American teachers may fume that the scripted curricula they are asked to use makes them into nothing more than robots, but the kindergarten teachers in Daegu, South Korea delivering English instruction are robots. There, a platoon of yellow-and-white, three-foot high mechanical avatars (called "Engkeys") driven by teachers based in the Philippines, are the prototypes for an army of 8,000 such robots that may soon help meet Korea's huge demand for English teachers.
The engineers touting the Engkeys stress their tractability as a workforce: They won't complain about health insurance, sick leave and severance package, or leave in three months for a better-paying job in Japan... all you need is a repair and upgrade every once in a while. Yet the economic benefit escapes us: Each Engkey costs around $8,700, and takes two teachers, one remote and one in the classroom, to be operational. Perhaps the initiative is more a prop for the Korean robotics industry than a means to address the English teacher shortage.
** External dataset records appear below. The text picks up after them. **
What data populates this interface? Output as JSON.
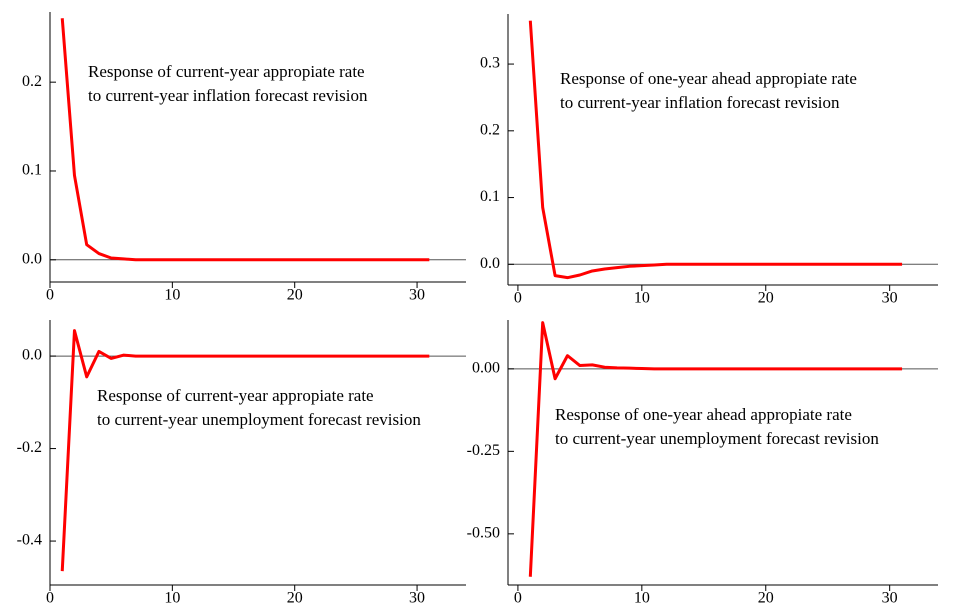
{
  "chart_data": [
    {
      "type": "line",
      "annotation": [
        "Response of current-year appropiate rate",
        "to current-year  inflation forecast revision"
      ],
      "x": [
        1,
        2,
        3,
        4,
        5,
        6,
        7,
        8,
        9,
        10,
        11,
        12,
        13,
        14,
        15,
        16,
        17,
        18,
        19,
        20,
        21,
        22,
        23,
        24,
        25,
        26,
        27,
        28,
        29,
        30,
        31
      ],
      "values": [
        0.272,
        0.095,
        0.017,
        0.007,
        0.002,
        0.001,
        0,
        0,
        0,
        0,
        0,
        0,
        0,
        0,
        0,
        0,
        0,
        0,
        0,
        0,
        0,
        0,
        0,
        0,
        0,
        0,
        0,
        0,
        0,
        0,
        0
      ],
      "color": "#ff0000",
      "zero_line": true,
      "xlim": [
        0,
        34
      ],
      "xticks": [
        0,
        10,
        20,
        30
      ],
      "ylim": [
        -0.025,
        0.279
      ],
      "yticks": [
        {
          "value": 0,
          "label": "0.0"
        },
        0.1,
        0.2
      ]
    },
    {
      "type": "line",
      "annotation": [
        "Response of one-year ahead appropiate rate",
        "to current-year inflation forecast revision"
      ],
      "x": [
        1,
        2,
        3,
        4,
        5,
        6,
        7,
        8,
        9,
        10,
        11,
        12,
        13,
        14,
        15,
        16,
        17,
        18,
        19,
        20,
        21,
        22,
        23,
        24,
        25,
        26,
        27,
        28,
        29,
        30,
        31
      ],
      "values": [
        0.365,
        0.085,
        -0.017,
        -0.02,
        -0.016,
        -0.01,
        -0.007,
        -0.005,
        -0.003,
        -0.002,
        -0.001,
        0,
        0,
        0,
        0,
        0,
        0,
        0,
        0,
        0,
        0,
        0,
        0,
        0,
        0,
        0,
        0,
        0,
        0,
        0,
        0
      ],
      "color": "#ff0000",
      "zero_line": true,
      "xlim": [
        -0.8,
        33.9
      ],
      "xticks": [
        0,
        10,
        20,
        30
      ],
      "ylim": [
        -0.031,
        0.375
      ],
      "yticks": [
        {
          "value": 0,
          "label": "0.0"
        },
        0.1,
        0.2,
        0.3
      ]
    },
    {
      "type": "line",
      "annotation": [
        "Response of current-year appropiate rate",
        "to current-year  unemployment forecast revision"
      ],
      "x": [
        1,
        2,
        3,
        4,
        5,
        6,
        7,
        8,
        9,
        10,
        11,
        12,
        13,
        14,
        15,
        16,
        17,
        18,
        19,
        20,
        21,
        22,
        23,
        24,
        25,
        26,
        27,
        28,
        29,
        30,
        31
      ],
      "values": [
        -0.465,
        0.055,
        -0.045,
        0.01,
        -0.005,
        0.002,
        0,
        0,
        0,
        0,
        0,
        0,
        0,
        0,
        0,
        0,
        0,
        0,
        0,
        0,
        0,
        0,
        0,
        0,
        0,
        0,
        0,
        0,
        0,
        0,
        0
      ],
      "color": "#ff0000",
      "zero_line": true,
      "xlim": [
        0,
        34
      ],
      "xticks": [
        0,
        10,
        20,
        30
      ],
      "ylim": [
        -0.495,
        0.078
      ],
      "yticks": [
        -0.4,
        -0.2,
        {
          "value": 0,
          "label": "0.0"
        }
      ]
    },
    {
      "type": "line",
      "annotation": [
        "Response of one-year ahead appropiate rate",
        "to current-year unemployment forecast revision"
      ],
      "x": [
        1,
        2,
        3,
        4,
        5,
        6,
        7,
        8,
        9,
        10,
        11,
        12,
        13,
        14,
        15,
        16,
        17,
        18,
        19,
        20,
        21,
        22,
        23,
        24,
        25,
        26,
        27,
        28,
        29,
        30,
        31
      ],
      "values": [
        -0.63,
        0.14,
        -0.03,
        0.04,
        0.01,
        0.012,
        0.005,
        0.003,
        0.002,
        0.001,
        0,
        0,
        0,
        0,
        0,
        0,
        0,
        0,
        0,
        0,
        0,
        0,
        0,
        0,
        0,
        0,
        0,
        0,
        0,
        0,
        0
      ],
      "color": "#ff0000",
      "zero_line": true,
      "xlim": [
        -0.8,
        33.9
      ],
      "xticks": [
        0,
        10,
        20,
        30
      ],
      "ylim": [
        -0.655,
        0.148
      ],
      "yticks": [
        {
          "value": -0.5,
          "label": "-0.50"
        },
        -0.25,
        {
          "value": 0,
          "label": "0.00"
        }
      ]
    }
  ]
}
All bets are off, however, when the more independent Engkey, a robot that doesn't demand a human driver, becomes fully functional. Though still buggy, these independent Engkeys can already "read" books, sing songs, and track how well their charges are mastering simple lessons. Down the road, one could imagine this sort of robo-aides making instruction more effective by letting human teachers work with small groups while their mechanical partners take care of the rest of the class. So perhaps it is Korean edubots that will help the U.S. meet the challenge of competing with Korea's strong educational system.